5. Celui-là prouve, au contraire, qu'il n'a pas la véritable abstinence, qui se passe, mais forcément, de tout ce qu'il y a de précieux et de délicat, au seul temps où cela lui manque ; ou qui s'en prive par vaine gloire : on le louera de son abstinence ; ou par économie : il a peur de s'appauvrir ; ou par avarice, afin de devenir plus riche ; ou pour éviter maladies, ou un déshonneur, ou des médisances, ; ou encore pour obtenir quelque dignité ou un avantage d'un moment, et non pour mériter la grâce actuellement, et, plus tard, la gloire.

 

 

(1) Saint Matthieu et saint Marc disent simplement que Jean-Baptiste se nourrissait de miel sauvage. L'interprétation qu'en donne l'auteur s'inspire de Raban Maur st de Nicolas de Lyre (Bible de Douai, t. 5, col. 71).

(2) Walafrid Strabon, glose sur S. Matt., ch. 3, v 4. P. L. t. 114, col. 79 (à propos du vêtement de S. Jean-Baptiste).

(3) Ce texte n'est pas de saint Augustin. On le trouve au chapitre 22 du second livre sur « la Vie Contemplative », ouvrage attribué pendant longtemps à saint Prosper d'Aquitaine, et qui a pour auteur Pomérius (fin du 5e siècle). Les deux exemples de David et d'Elie sont encore de lui, mais le texte du Paradis de l'âme diffère notablement de celui de Pomérius dans Migne, P. L. t. 59, col. 467-468.

(4) Textuellement : non pas pour une poule, mais pour des lentilles.

(5) Ces prêtres sont païens. Leur abstinence est extraordinaire.
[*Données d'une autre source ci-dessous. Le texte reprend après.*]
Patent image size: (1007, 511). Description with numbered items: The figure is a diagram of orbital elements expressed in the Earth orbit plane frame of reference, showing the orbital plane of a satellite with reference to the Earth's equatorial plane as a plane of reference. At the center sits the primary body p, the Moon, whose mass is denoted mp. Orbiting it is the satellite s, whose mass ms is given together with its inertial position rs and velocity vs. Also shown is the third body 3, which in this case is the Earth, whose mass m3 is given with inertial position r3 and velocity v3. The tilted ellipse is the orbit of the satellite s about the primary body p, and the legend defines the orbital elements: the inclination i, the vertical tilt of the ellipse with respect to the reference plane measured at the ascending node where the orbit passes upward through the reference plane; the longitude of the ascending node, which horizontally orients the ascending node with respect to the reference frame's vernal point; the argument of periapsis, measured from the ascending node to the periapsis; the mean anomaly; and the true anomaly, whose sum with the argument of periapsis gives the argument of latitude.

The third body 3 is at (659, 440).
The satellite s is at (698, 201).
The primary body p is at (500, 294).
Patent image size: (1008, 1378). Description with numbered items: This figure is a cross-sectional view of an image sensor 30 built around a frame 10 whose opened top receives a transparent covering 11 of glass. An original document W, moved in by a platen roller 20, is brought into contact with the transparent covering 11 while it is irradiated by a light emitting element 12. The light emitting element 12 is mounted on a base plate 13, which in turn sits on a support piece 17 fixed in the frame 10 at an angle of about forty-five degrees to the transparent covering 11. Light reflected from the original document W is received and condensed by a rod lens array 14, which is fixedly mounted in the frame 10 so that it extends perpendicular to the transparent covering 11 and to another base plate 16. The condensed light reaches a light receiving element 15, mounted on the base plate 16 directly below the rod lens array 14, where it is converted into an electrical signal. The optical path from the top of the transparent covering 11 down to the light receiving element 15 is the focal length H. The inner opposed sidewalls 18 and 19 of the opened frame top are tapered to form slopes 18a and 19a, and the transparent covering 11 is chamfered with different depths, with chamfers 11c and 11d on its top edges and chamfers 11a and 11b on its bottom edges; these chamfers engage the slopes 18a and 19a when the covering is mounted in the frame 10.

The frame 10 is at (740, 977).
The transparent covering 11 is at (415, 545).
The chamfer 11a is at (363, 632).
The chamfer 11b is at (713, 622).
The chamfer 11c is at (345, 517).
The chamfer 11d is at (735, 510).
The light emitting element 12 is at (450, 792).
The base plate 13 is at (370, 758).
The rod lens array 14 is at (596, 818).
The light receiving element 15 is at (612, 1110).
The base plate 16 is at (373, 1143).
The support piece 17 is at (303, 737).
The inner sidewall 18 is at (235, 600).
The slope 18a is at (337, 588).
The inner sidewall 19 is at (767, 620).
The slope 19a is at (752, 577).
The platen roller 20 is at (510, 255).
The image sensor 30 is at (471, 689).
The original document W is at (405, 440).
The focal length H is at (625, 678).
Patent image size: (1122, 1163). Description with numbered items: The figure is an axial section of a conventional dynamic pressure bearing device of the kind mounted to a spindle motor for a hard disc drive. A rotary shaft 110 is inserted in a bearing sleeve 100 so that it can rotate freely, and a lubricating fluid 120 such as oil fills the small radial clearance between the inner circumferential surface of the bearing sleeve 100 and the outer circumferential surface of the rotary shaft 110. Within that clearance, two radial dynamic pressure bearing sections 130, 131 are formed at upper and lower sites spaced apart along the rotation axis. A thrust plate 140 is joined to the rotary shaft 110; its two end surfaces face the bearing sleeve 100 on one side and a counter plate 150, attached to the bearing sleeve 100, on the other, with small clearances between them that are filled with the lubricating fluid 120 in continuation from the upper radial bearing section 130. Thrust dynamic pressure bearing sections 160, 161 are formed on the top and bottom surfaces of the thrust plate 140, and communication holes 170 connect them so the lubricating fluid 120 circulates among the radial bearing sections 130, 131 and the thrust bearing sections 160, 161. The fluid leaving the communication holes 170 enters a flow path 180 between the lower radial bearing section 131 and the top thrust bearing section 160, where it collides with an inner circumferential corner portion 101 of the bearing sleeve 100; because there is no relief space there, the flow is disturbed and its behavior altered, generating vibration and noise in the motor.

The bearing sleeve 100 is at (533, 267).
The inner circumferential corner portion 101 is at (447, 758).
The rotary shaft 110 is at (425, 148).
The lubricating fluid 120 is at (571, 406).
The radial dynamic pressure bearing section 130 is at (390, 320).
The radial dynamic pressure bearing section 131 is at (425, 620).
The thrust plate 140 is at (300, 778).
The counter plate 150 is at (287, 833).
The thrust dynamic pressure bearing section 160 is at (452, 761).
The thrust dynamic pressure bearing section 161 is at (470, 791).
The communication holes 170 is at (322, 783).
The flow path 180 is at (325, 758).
L'auteur nous laisse le soin de conclure ce paragraphe par une réflexion semblable à celle qui termine, au chapitre suivant, ce qu'il nous raconte de la prudence des philosophes : combien plus, nous qui connaissons le vrai Dieu, nous faut-il pratiquer la véritable vertu d'abstinence ! J'ai eu recours, pour traduire ce passage, au texte de saint Jérôme édité dans la Patrologie de Migne. La différence est sensible à la fin de la citation. « Que dire de la volaille ? traduit le P. Berthier (il a réédité, en 1893, Paris, librairie de l'Œuvre de Saint-Paul, la traduction du P. Truillet, en rétablissant certains passages supprimés, et il suit ici le texte reproduit par l'auteur), puisqu'ils refusaient un œuf par aversion du lait et de la chair. » D'après Migne, on peut traduire : ils refusaient les œufs et le lait autant que la chair.

(6) P. L. t. 23, col. 302-303.

(7) L'hysope est une herbe aromatique qui jouit de propriétés stimulantes.

(8) Ce passage de saint Jérôme est transcrit d'une manière un peu différente, dans la Patrologie Latine de Migne : « Que votre jeûne rassasie votre âme au lieu de vous enrichir » ; il y a « saturitas », rassasiement, et non « sanitas », santé, guérison. Laquelle des deux leçons est la vraie ? (Commentaire sur le ch. 68 d'Isaïe, P. L. t. 24, col. 566.)